Over the leading two articles in this series discussing clear-cut information you could exploit to help out with your 2008 goals, we examined health and diet techniques in that order. In today’s post, we will consider some basic psychological rules you can use to support still more in those two areas of your life, but also to offer support in alternative resolutions you may well have committed yourself to.

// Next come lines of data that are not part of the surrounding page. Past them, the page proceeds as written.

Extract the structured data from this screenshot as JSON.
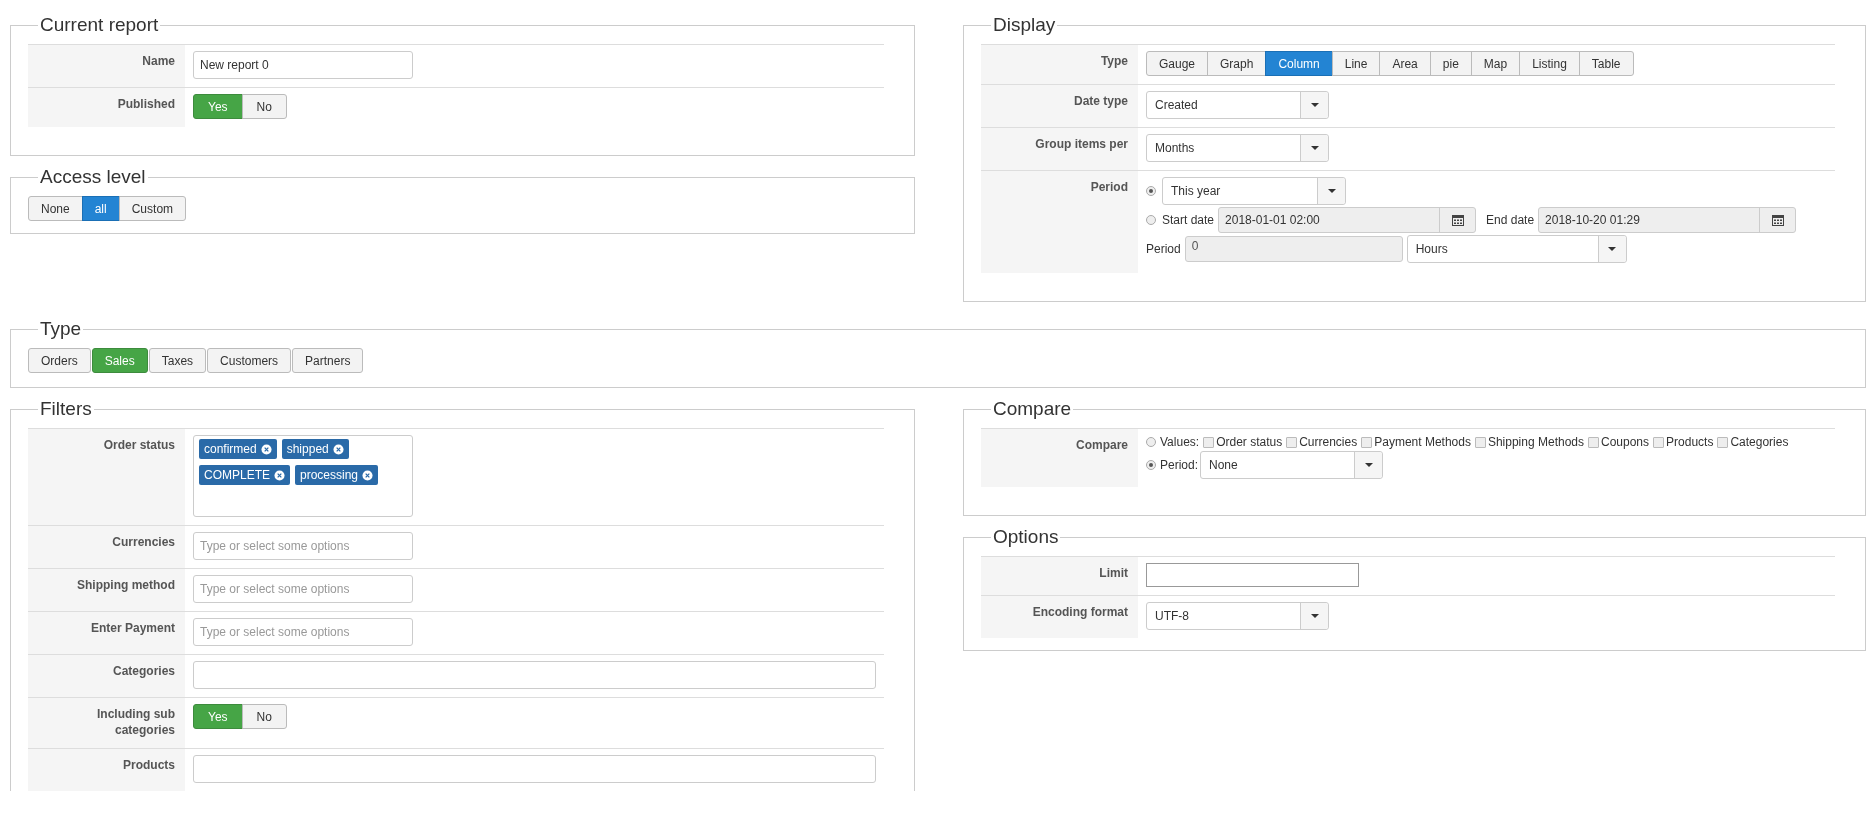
{
  "current_report": {
    "legend": "Current report",
    "name": {
      "label": "Name",
      "value": "New report 0"
    },
    "published": {
      "label": "Published",
      "options": [
        {
          "label": "Yes",
          "selected": true
        },
        {
          "label": "No",
          "selected": false
        }
      ]
    }
  },
  "access_level": {
    "legend": "Access level",
    "options": [
      {
        "label": "None",
        "selected": false
      },
      {
        "label": "all",
        "selected": true
      },
      {
        "label": "Custom",
        "selected": false
      }
    ]
  },
  "display": {
    "legend": "Display",
    "type": {
      "label": "Type",
      "options": [
        {
          "label": "Gauge",
          "selected": false
        },
        {
          "label": "Graph",
          "selected": false
        },
        {
          "label": "Column",
          "selected": true
        },
        {
          "label": "Line",
          "selected": false
        },
        {
          "label": "Area",
          "selected": false
        },
        {
          "label": "pie",
          "selected": false
        },
        {
          "label": "Map",
          "selected": false
        },
        {
          "label": "Listing",
          "selected": false
        },
        {
          "label": "Table",
          "selected": false
        }
      ]
    },
    "date_type": {
      "label": "Date type",
      "value": "Created"
    },
    "group_items_per": {
      "label": "Group items per",
      "value": "Months"
    },
    "period": {
      "label": "Period",
      "preset": {
        "selected": true,
        "value": "This year"
      },
      "range": {
        "selected": false,
        "start_label": "Start date",
        "start_value": "2018-01-01 02:00",
        "end_label": "End date",
        "end_value": "2018-10-20 01:29"
      },
      "length": {
        "label": "Period",
        "value": "0",
        "unit": "Hours"
      }
    }
  },
  "type": {
    "legend": "Type",
    "options": [
      {
        "label": "Orders",
        "selected": false
      },
      {
        "label": "Sales",
        "selected": true
      },
      {
        "label": "Taxes",
        "selected": false
      },
      {
        "label": "Customers",
        "selected": false
      },
      {
        "label": "Partners",
        "selected": false
      }
    ]
  },
  "filters": {
    "legend": "Filters",
    "rows": [
      {
        "kind": "tags",
        "label": "Order status",
        "tags": [
          "confirmed",
          "shipped",
          "COMPLETE",
          "processing"
        ]
      },
      {
        "kind": "select",
        "label": "Currencies",
        "placeholder": "Type or select some options"
      },
      {
        "kind": "select",
        "label": "Shipping method",
        "placeholder": "Type or select some options"
      },
      {
        "kind": "select",
        "label": "Enter Payment",
        "placeholder": "Type or select some options"
      },
      {
        "kind": "text",
        "label": "Categories"
      },
      {
        "kind": "toggle",
        "label": "Including sub categories",
        "options": [
          {
            "label": "Yes",
            "selected": true
          },
          {
            "label": "No",
            "selected": false
          }
        ]
      },
      {
        "kind": "text",
        "label": "Products"
      }
    ]
  },
  "compare": {
    "legend": "Compare",
    "label": "Compare",
    "values_mode": {
      "label": "Values:",
      "selected": false,
      "checkboxes": [
        {
          "label": "Order status",
          "checked": false
        },
        {
          "label": "Currencies",
          "checked": false
        },
        {
          "label": "Payment Methods",
          "checked": false
        },
        {
          "label": "Shipping Methods",
          "checked": false
        },
        {
          "label": "Coupons",
          "checked": false
        },
        {
          "label": "Products",
          "checked": false
        },
        {
          "label": "Categories",
          "checked": false
        }
      ]
    },
    "period_mode": {
      "label": "Period:",
      "selected": true,
      "value": "None"
    }
  },
  "options": {
    "legend": "Options",
    "limit": {
      "label": "Limit"
    },
    "encoding": {
      "label": "Encoding format",
      "value": "UTF-8"
    }
  }
}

The main rule, which even without the others can make an extraordinary improvement, is the idea of “failure doesn’t exist”. Truly, that is a weird one to make sense of, but think about this: let’s pretend your resolution for New Year was to avoid every type of fast food restaurants for a full year, and all of a sudden, after a lovely day out with friends, dying for something to eat, you discover that you’ve gone onto autopilot and you are already sat at a table with your favourite fast food. This does not indicate that you’ve smashed your new resolution, even if it’s barely a few weeks into the year. It categorically DOES signify that you have a chance to understand something important. Perhaps you’ll have to be especially watchful when you’re out with friends again. Perhaps it’s to say to your friends all about the decision and seeing if they can be there for you - or give you a hard time if you go into a Burger bar. Perhaps it’s to keep away from those friends ever again!

The next suggestion is that you never, ever do something deficient. Or at the bare minimum, every single activity we act out has - or had in the beginning - a constructive intention. I don’t trust the belief that we begin a new habit without it also having a good intention - to better our life or the lives of people around us one way or another. The issue is that from time to time our lives change, but we carry on performing that behaviour, and it then develops into a thing we see as a problem. Or perhaps we enrich one segment of our life, but unintentionally harm some other.

This is imperative : you should come to terms with the fact that EVERY ACTION you execute has a is objective. Having a smoke turned you into a Han Solo-like rogue whilst at school. Fast-food helped you get over that adolescent break-up. Drink helps you relax in tense situations. Those advantages were definitely present when you began the behaviour originally, even if they are no longer relevant. But even if that specific state of affairs is no longer around (for sure, you are done with that adolescent break-up now that you are in your fourties?) the original gain could be (a vast wedge of cheesecake still makes you feel better).

So on no account beat yourself up if your former habits re-surface - this simply shows that at the time you interrupted the earlier behaviour, you also prevented yourself having that valuable side-effect. It’s best to sit peacefully for a few minutes, try to figure out what the benefit is, and investigate alternative ways - numerous ways, to provide the maximum flexibility - to acquire that original gain. And then try breaking off from the unwanted behaviour for a second time. If you find enough ways to acquire the same benefit, you’ll almost unconsciously finish performing the previous behaviour, given that you will no longer need to do it.

While these ideas might appear a tad bizarre, you will notice that when you make an effort to go along with them, your life will be somewhat simpler, a bit more stress-free. Both of these key concepts support you to stick with your new year resolutions, and to recoup should you mess up. Try abiding by them for a few weeks and become aware of how much simpler life can be.